14. The complainant had accepted that one passenger was from the city of Bolton and a further two were from the region. On this basis, it was not misleading to report that it was a “coachload of holidaymakers from Bolton and the north-west of England”. Where Bolton was subject to restrictions as a result of Covid-19, which prevented people from socialising with those from other households and where all pubs and restaurants were closed, it was not significantly misleading to report that Bolton was subject to a “local lockdown”. There was no breach of Clause 1 on these points.

Conclusions

15. The complaint was upheld under Clause 1.

Remedial Action Required

16. Having upheld a breach of Clause 1, the Committee considered what remedial action should be required. In circumstances where the Committee establishes a breach of the Editors’ Code, it can require the publication of a correction and/or an adjudication, the terms and placement of which is determined by IPSO.

17. The Committee considered that the publication did not take the necessary care when reporting the coach’s route. The Committee considered that the appropriate remedy was the publication of a correction to put the correct position on record. A correction was considered to be sufficient, as the claim was not the central point of the article, which related to the origin of the passengers.

18. The Committee then considered the placement of the correction. It should appear in the established print corrections and clarifications column. It should state that it has been published following an upheld ruling by the Independent Press Standards Organisation. The full wording and position should be agreed with IPSO in advance.
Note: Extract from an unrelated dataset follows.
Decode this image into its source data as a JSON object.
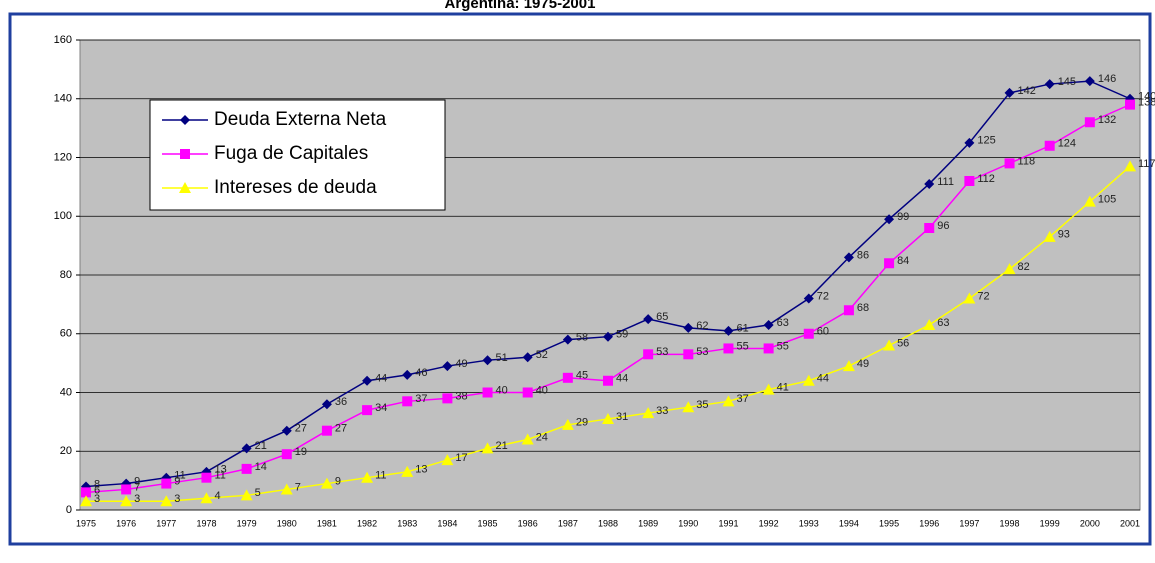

19. Written correction: Our article “Anger as Bolton tourists head west after Porthcawl lockout”, published on 23 September 2020 reported that a coachload of people had travelled 'all the way from Bolton' to Porthcawl, and were heading to Pembrokeshire. We would like to make clear that the coach did not stop at, or transit through, Bolton. In addition, we have since been informed that the coach company, after the publication of the article, subsequently sent the coach back to Warrington. This correction has been published following an upheld ruling by the Independent Press Standards Organisation.